O resultado de 7-6 foi a segunda pior temporada nos 17 anos de mandato de Swinney com os Tigers. Ele venceria nove ou mais jogos todos os anos de 2009 a 2024, exceto por uma temporada de 6 a 7 em 2010.
A primeira mudança ocorreu na segunda-feira, quando Clemson demitiu o coordenador ofensivo Garrett Riley. Atuando como treinador de OC e zagueiros do time desde 2023.
Mais notícias: Bryce Underwood lança atualização enigmática sobre o futuro de Michigan antes do Citrus Bowl
Mais notícias: Projeta-se que Miami tenha o portal de transferência número 1, QB.
De acordo com Bruce Feldman, do The Athletic, potenciais candidatos para substituir Riley na linha de frente surgiram poucas horas após a notícia de sua demissão.
“Um nome para Clemson observar enquanto Dabo Swinney procura substituir Garrett Riley como o próximo Tigers OC: Chad Morris, que está tirando a temporada de 2025 para ver seu filho Chandler jogar como QB na Virgínia”, escreveu Feldman.
Morris, de 57 anos, é bem conhecido dos fãs de Clemson: ele atuou como coordenador ofensivo/treinador de QB de Swinney de 2011 a 2014 e atuou como analista ofensivo dos Tigers em 2023.
Mais notícias: Principais necessidades de recrutamento em Michigan reveladas logo após as notícias de Kyle Whittingham

Mais notícias: Lane Kiffin, LSU perde Key Stater para transferir portal antes do Texas Bowl
Morris também tem experiência na coordenação de coordenadores ofensivos em faculdades acima de Clemson.
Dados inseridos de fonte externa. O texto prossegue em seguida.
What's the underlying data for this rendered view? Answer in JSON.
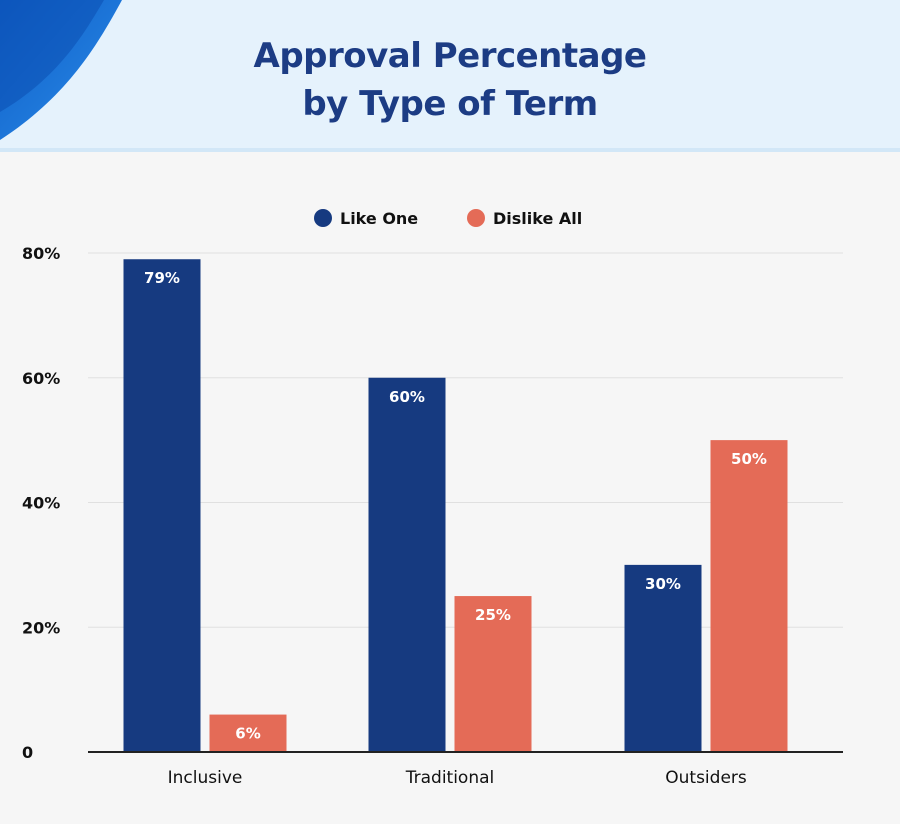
{
  "title_lines": [
    "Approval Percentage",
    "by Type of Term"
  ],
  "colors": {
    "like_one": "#163a80",
    "dislike_all": "#e46b57",
    "title": "#1c3c84",
    "header_bg": "#e5f2fc",
    "accent": "#1a6fd4"
  },
  "chart_data": {
    "type": "bar",
    "title": "Approval Percentage by Type of Term",
    "categories": [
      "Inclusive",
      "Traditional",
      "Outsiders"
    ],
    "series": [
      {
        "name": "Like One",
        "values": [
          79,
          60,
          30
        ],
        "labels": [
          "79%",
          "60%",
          "30%"
        ]
      },
      {
        "name": "Dislike All",
        "values": [
          6,
          25,
          50
        ],
        "labels": [
          "6%",
          "25%",
          "50%"
        ]
      }
    ],
    "yticks": [
      0,
      20,
      40,
      60,
      80
    ],
    "ytick_labels": [
      "0",
      "20%",
      "40%",
      "60%",
      "80%"
    ],
    "ylim": [
      0,
      80
    ],
    "grid": true,
    "legend": "top-center",
    "xlabel": "",
    "ylabel": ""
  }
}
Ele ocupou essa posição em Tulsa (2010) e Auburn (2020).
Ele também tem experiência como treinador principal. Passando três anos como HC na SMU, onde teve um recorde de 14-22 com aparições no bowl. E ele teve dois anos como treinador principal no Arkansas, onde teve um recorde de 18-40.
Seja com Clemson ou em outro lugar. Morris estará de volta ao futebol universitário em 2026, de acordo com Feldman.
“Chad Morris disse que voltaria e treinaria no próximo ano”, acrescentou Feldman. “Ele ainda não está pronto para desistir – ele se sente muito mais confortável usando um fone de ouvido para assistir e convocar jogos. Mais do que ele nas arquibancadas.”